Another possibility would be to incorporate slippage as a(n) discount (exaggeration) to profits (losses). A ballpark number I have in mind is 3%. If I sell a 10-point spread for $0.60 and close it for $0.10 then I make ~5% on it. If I discount that to 2% then I make $0.20, which is about $0.14 slippage per spread traded (leaving $1/contract for commissions).
I should expect execution to deteriorate in fast-moving markets. Since I don’t vary execution in backtesting, I should be liberal with slippage to get a realistic average. I’m not sure $0.14 per spread quite accomplishes that.
A few years ago I backtested 100-point put spreads. I intended to let the long option expire worthless, which cut slippage. The exception was when the market moved down significantly causing the long option to increase in value. With a profit-taking rule I could realize a gain before the market reverses causing the option to expire worthless. This would also prevent me from realizing a huge gain in the rare situation no reversal takes place. While a material difference exists between the two, it may be a moot point if the small sample size lacks enough consistency for future relevance.
More specifically, over the last 15 years a deep-out-of-the-money put would have gained material value roughly 11 times. These include: Sep 2001, summer 2002, June 2006, Jul 2007, Jan 2008, fall 2008, winter 2009, May 2010, summer 2011, Aug 2015, and Jan 2016. Of these 11, I’m more certain about seven (significant volatility increases). I could divide and say it happens every 16-24 months but that is an artificial construct. It happens so infrequently that I should not be surprised to go multiples of 16-24 months without experiencing it.

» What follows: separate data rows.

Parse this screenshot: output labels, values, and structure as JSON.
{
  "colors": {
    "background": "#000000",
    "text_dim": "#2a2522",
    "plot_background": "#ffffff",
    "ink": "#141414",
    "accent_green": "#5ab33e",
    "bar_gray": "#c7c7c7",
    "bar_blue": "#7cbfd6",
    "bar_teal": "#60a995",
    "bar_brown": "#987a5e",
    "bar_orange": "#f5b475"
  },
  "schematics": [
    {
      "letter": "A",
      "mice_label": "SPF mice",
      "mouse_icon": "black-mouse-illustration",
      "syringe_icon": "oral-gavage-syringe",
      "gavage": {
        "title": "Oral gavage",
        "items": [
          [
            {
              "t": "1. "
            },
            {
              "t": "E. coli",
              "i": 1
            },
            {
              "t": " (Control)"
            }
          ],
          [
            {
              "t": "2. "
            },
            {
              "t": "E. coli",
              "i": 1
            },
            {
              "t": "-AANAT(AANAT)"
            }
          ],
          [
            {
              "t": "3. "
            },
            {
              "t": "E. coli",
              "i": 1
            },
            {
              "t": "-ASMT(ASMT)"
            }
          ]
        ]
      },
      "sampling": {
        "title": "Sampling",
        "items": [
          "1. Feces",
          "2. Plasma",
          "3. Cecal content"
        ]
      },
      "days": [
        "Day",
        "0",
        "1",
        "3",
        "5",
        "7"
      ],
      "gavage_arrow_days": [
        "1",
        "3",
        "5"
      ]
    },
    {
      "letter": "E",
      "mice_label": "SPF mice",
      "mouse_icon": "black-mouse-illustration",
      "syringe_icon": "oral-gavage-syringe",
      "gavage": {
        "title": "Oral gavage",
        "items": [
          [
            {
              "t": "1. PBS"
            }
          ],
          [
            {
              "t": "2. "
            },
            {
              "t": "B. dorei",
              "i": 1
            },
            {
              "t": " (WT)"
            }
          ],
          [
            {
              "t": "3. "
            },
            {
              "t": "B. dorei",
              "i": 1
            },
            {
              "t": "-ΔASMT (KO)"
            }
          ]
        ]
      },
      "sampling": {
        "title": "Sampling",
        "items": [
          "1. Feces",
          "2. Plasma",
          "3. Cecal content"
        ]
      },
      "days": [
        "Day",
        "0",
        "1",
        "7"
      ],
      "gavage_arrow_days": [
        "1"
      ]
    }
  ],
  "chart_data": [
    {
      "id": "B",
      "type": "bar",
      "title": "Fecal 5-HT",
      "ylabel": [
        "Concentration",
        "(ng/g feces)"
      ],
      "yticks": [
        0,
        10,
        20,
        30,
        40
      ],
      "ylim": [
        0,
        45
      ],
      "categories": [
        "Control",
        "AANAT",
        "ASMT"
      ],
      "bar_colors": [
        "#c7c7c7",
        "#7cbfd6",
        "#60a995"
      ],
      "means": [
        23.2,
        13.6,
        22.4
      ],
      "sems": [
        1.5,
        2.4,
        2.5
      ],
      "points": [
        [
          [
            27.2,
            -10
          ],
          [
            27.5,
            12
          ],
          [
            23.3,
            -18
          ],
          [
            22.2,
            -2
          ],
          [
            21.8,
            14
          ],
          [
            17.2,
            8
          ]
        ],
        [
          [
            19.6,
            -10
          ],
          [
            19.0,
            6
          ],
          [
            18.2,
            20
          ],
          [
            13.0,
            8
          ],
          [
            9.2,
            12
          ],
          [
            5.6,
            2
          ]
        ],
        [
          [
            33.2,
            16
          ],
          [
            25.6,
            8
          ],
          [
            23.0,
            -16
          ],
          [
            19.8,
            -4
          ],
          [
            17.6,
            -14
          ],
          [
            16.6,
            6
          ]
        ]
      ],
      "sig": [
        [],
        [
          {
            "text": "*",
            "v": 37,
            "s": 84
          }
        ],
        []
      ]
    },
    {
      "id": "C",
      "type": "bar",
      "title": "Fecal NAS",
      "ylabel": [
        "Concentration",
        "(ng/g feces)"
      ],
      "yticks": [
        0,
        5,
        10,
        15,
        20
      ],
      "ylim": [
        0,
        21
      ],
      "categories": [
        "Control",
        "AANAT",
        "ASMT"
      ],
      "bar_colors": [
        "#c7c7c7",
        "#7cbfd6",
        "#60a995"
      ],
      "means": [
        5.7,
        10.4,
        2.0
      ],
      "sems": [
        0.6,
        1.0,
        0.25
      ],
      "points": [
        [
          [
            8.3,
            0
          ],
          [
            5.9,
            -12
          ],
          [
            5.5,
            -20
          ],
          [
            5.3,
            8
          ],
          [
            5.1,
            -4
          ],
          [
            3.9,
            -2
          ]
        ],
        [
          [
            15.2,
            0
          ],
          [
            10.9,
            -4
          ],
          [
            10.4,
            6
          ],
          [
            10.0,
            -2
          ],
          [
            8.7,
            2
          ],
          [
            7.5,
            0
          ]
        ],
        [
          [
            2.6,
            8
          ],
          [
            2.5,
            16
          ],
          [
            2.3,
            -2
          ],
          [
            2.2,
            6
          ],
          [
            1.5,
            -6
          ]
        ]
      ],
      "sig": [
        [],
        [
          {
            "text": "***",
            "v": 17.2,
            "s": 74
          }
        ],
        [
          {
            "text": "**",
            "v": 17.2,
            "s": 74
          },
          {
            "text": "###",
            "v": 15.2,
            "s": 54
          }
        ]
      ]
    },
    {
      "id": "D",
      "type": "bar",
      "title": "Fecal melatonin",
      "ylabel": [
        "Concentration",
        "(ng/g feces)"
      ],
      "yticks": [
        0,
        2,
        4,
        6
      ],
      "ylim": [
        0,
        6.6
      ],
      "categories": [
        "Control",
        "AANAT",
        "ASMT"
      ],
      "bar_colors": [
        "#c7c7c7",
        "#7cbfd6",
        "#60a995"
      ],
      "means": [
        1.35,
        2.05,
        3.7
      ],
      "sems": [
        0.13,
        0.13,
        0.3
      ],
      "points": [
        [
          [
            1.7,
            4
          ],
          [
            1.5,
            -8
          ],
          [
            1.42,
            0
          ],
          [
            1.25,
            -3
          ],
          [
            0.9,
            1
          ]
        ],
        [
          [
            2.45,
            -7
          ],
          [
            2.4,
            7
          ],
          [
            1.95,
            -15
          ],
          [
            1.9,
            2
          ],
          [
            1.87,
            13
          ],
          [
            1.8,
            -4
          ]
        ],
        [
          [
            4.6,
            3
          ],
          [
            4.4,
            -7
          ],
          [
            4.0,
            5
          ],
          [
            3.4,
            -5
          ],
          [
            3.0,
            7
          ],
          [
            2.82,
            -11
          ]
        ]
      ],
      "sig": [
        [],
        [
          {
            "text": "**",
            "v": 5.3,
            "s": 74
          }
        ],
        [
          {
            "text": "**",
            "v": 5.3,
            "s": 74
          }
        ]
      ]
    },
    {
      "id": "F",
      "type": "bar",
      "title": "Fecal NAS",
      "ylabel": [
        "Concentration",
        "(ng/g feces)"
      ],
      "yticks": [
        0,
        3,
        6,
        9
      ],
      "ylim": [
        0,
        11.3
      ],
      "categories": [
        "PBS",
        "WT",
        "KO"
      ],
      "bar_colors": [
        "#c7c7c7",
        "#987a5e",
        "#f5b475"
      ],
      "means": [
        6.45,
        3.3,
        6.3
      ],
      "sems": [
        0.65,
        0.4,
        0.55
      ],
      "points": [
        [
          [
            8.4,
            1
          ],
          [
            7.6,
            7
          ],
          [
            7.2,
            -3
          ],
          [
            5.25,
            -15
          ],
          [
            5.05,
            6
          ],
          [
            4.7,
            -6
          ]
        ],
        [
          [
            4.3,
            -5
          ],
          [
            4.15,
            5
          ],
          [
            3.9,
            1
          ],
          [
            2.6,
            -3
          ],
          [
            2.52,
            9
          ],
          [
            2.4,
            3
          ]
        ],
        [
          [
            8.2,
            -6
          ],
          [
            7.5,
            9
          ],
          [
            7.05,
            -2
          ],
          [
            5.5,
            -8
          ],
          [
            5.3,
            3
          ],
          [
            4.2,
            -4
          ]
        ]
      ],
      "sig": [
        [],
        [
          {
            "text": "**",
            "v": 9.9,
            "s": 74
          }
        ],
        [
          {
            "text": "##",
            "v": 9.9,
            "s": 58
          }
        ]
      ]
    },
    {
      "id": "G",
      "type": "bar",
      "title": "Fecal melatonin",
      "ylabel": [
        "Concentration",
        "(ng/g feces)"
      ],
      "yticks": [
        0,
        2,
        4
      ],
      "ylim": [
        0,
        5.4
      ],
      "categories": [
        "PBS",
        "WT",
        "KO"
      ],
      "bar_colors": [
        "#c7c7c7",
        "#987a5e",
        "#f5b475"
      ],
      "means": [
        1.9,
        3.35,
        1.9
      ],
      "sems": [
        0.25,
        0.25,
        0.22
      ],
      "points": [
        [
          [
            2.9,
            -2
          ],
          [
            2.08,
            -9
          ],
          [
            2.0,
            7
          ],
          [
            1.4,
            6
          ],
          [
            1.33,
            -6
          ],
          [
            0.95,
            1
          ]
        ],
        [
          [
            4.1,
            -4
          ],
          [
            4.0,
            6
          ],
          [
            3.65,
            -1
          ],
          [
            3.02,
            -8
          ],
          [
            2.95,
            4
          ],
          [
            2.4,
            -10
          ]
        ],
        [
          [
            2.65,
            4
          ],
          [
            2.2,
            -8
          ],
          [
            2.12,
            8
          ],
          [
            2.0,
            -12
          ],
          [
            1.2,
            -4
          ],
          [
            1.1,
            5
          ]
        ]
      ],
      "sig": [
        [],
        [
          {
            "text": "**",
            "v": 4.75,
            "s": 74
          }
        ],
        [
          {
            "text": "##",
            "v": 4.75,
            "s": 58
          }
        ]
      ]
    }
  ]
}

Inclusion of a profit-taking rule will realize more consistent profits at the cost of a few huge gainers. I cannot determine whether this is roughly equal because of the small sample size, though. This is a rare instance where 15+ years of data is probably not enough. It might amount to the difference between having a quantifiable profit-taking rule and the undefined potential of purchasing a lottery ticket.